NEWS RELEASE
LONGMONT PUBLIC LIBRARY
*************************
Adrian Miller, known for “dropping knowledge like hot biscuits,”™ returns to the Longmont Public Library to talk about his latest book, Black Smoke: African-Americans and the United States of Barbecue. The program, Black Smoke & Bar-B-Que, will air via Webex on Thursday, May 6, from 7 to 8 pm. In Black Smoke, Miller chronicles how Black barbecuers, pitmasters, and restauranteurs helped develop this cornerstone of American foodways and how they are coming into their own today. It’s a smoke-filled story of Black perseverance, culinary innovation, and entrepreneurship. Though often pushed to the margins, African Americans have enriched a barbecue culture that has come to be embraced by all. Miller celebrates and restores the faces and stories of the men and women who have influenced this American cuisine.
Adrian Miller is a food writer, recovering attorney, and certified barbecue judge who lives in Denver, Colorado. After graduating from Smoky Hill High School in Aurora, Miller attended Stanford University, where he was resident counselor to PayPal founder David O. Sacks. Miller graduated with a bachelor's degree in international relations and next attended Georgetown University Law School, where he earned a J.D.
Miller served as a special assistant to the president in the Clinton Administration and deputy director of the President’s Initiative for One America. After the administration changed, Miller took an interest in food writing, inspired by John Egerton’s book Southern Food: At Home, on the Road, in History. The interest developed into his first book, Soul Food: The Surprising Story of an American Cuisine, One Plate at a Time, which won the 2014 James Beard Foundation Book Award for Reference and Scholarship. It was also named a non-fiction honor book by the Black Caucus of the American Library Association.

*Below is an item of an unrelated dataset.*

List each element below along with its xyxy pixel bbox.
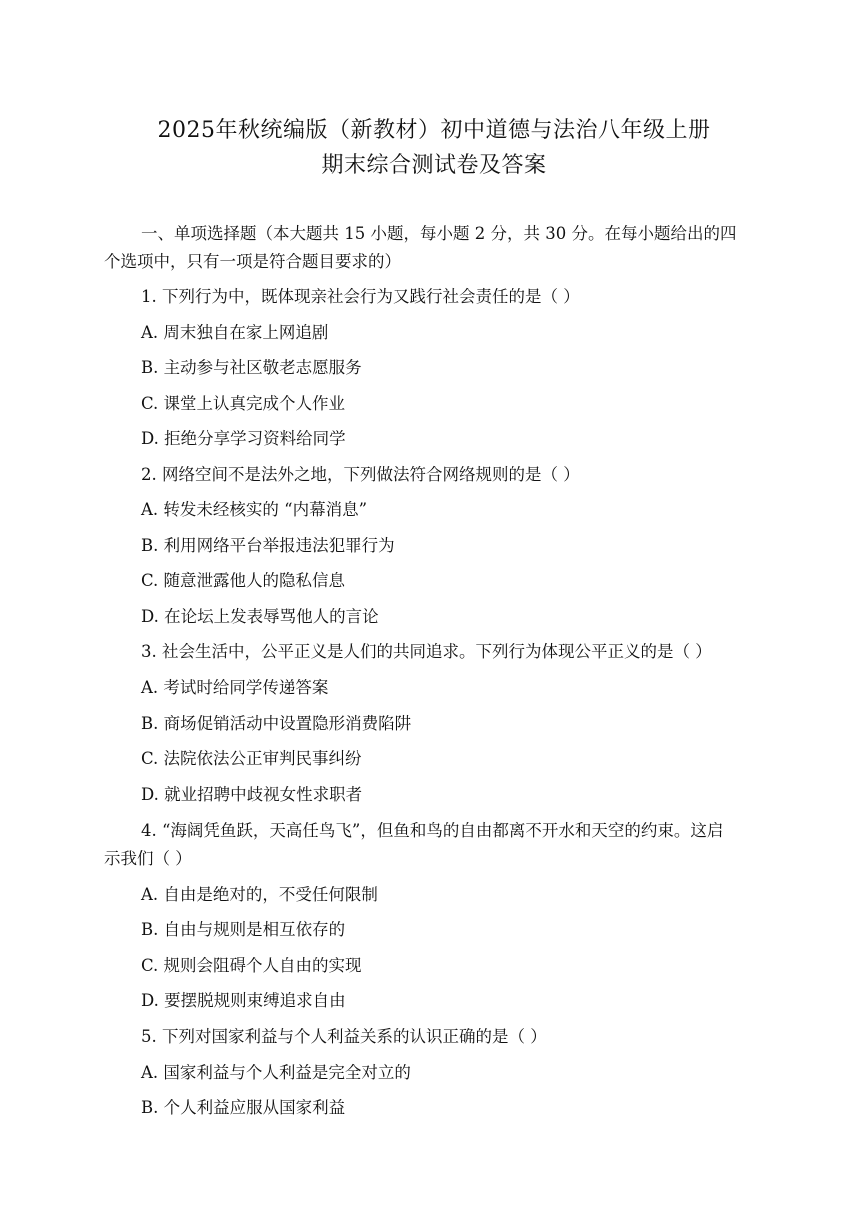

Soul Food combines archival research with Miller's own travels (visiting 150 restaurants in 35 cities) to survey the way the food culture of the Southern United States has been "reestablished and reinterpreted" as African-Americans moved to other parts of the country, using the lens of diaspora to interpret this evolution.

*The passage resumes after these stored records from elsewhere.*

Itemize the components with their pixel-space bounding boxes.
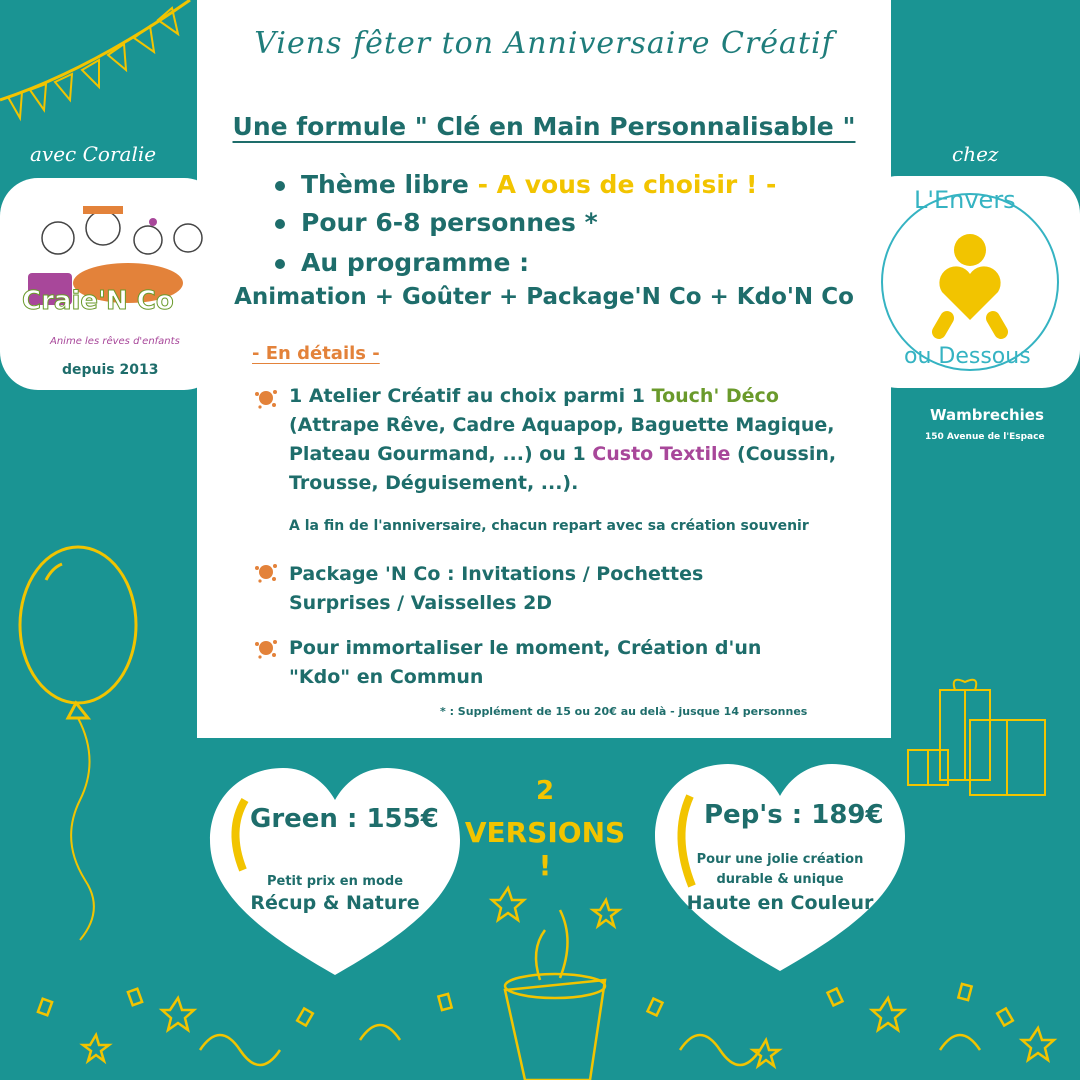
bullet-persons: Pour 6-8 personnes * (275, 208, 598, 237)
peps-title: Pep's : 189€ (704, 800, 884, 830)
main-card (197, 0, 891, 738)
bunting-icon (0, 0, 200, 130)
gifts-icon (900, 670, 1060, 810)
souvenir-note: A la fin de l'anniversaire, chacun repart avec sa création souvenir (289, 518, 809, 534)
green-line2: Récup & Nature (250, 892, 420, 914)
splat-icon (254, 636, 278, 660)
confetti-cup-icon (0, 880, 1080, 1080)
touch-deco: Touch' Déco (651, 385, 779, 407)
atelier-paragraph: 1 Atelier Créatif au choix parmi 1 Touch' Déco (Attrape Rêve, Cadre Aquapop, Baguette Magique, Plateau Gourmand, ...) ou 1 Custo Textile (Coussin, Trousse, Déguisement, ...). (289, 385, 837, 494)
splat-icon (254, 560, 278, 584)
with-coralie: avec Coralie (30, 142, 157, 166)
versions-label: VERSIONS ! (464, 816, 626, 882)
envers-logo-bottom: ou Dessous (904, 344, 1031, 369)
address: 150 Avenue de l'Espace (925, 432, 1045, 442)
package-paragraph: Package 'N Co : Invitations / Pochettes Surprises / Vaisselles 2D (289, 563, 704, 614)
details-heading: - En détails - (252, 343, 380, 364)
peps-line3: Haute en Couleur (686, 892, 874, 914)
bullet-theme: Thème libre - A vous de choisir ! - (275, 170, 776, 199)
versions-number: 2 (535, 776, 555, 806)
theme-highlight: - A vous de choisir ! - (477, 170, 777, 199)
city: Wambrechies (930, 406, 1044, 424)
kdo-paragraph: Pour immortaliser le moment, Création d'un "Kdo" en Commun (289, 637, 762, 688)
envers-logo-box (860, 176, 1080, 388)
peps-line2: durable & unique (716, 872, 844, 887)
headline: Viens fêter ton Anniversaire Créatif (254, 26, 834, 61)
peps-line1: Pour une jolie création (696, 852, 864, 867)
footnote: * : Supplément de 15 ou 20€ au delà - jusque 14 personnes (440, 705, 808, 718)
craie-tagline: Anime les rêves d'enfants (50, 336, 180, 347)
craie-logo-box (0, 178, 222, 390)
since-text: depuis 2013 (62, 362, 159, 378)
green-line1: Petit prix en mode (266, 874, 404, 889)
craie-logo-text: Craie'N Co (22, 286, 174, 316)
custo-textile: Custo Textile (592, 443, 731, 465)
bullet-program: Au programme : (275, 248, 529, 277)
formula-title: Une formule " Clé en Main Personnalisable " (232, 112, 856, 141)
chez-label: chez (952, 142, 999, 166)
splat-icon (254, 386, 278, 410)
envers-logo-top: L'Envers (914, 186, 1016, 214)
green-title: Green : 155€ (250, 804, 439, 834)
program-line: Animation + Goûter + Package'N Co + Kdo'N Co (234, 284, 854, 310)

While researching his first book, Miller began collecting historical traces of African-Americans who had staffed the White House kitchen. This became the subject of his second book, The President's Kitchen Cabinet: The Story of the African Americans Who Have Fed Our First Families, from the Washingtons to the Obamas, published in 2017. In the course of research, Miller was able to identify the names of 150 African-Americans who cooked in the White House, though there were many more who remain unnamed. The book earned a nomination for the 2018 NAACP Image Award for Outstanding Literary Work, Nonfiction.
Miller has presented multiple times before at the Library and typically sells-out. Those interested are encouraged to register early. Registration is required and is available online at http://bit.ly/LibPrograms. After registering, attendees will receive email instructions for joining the program on Webex.
Unable to attend? This program may be recorded and posted on the Library’s Watch Recent Programs webpage and YouTube playlist.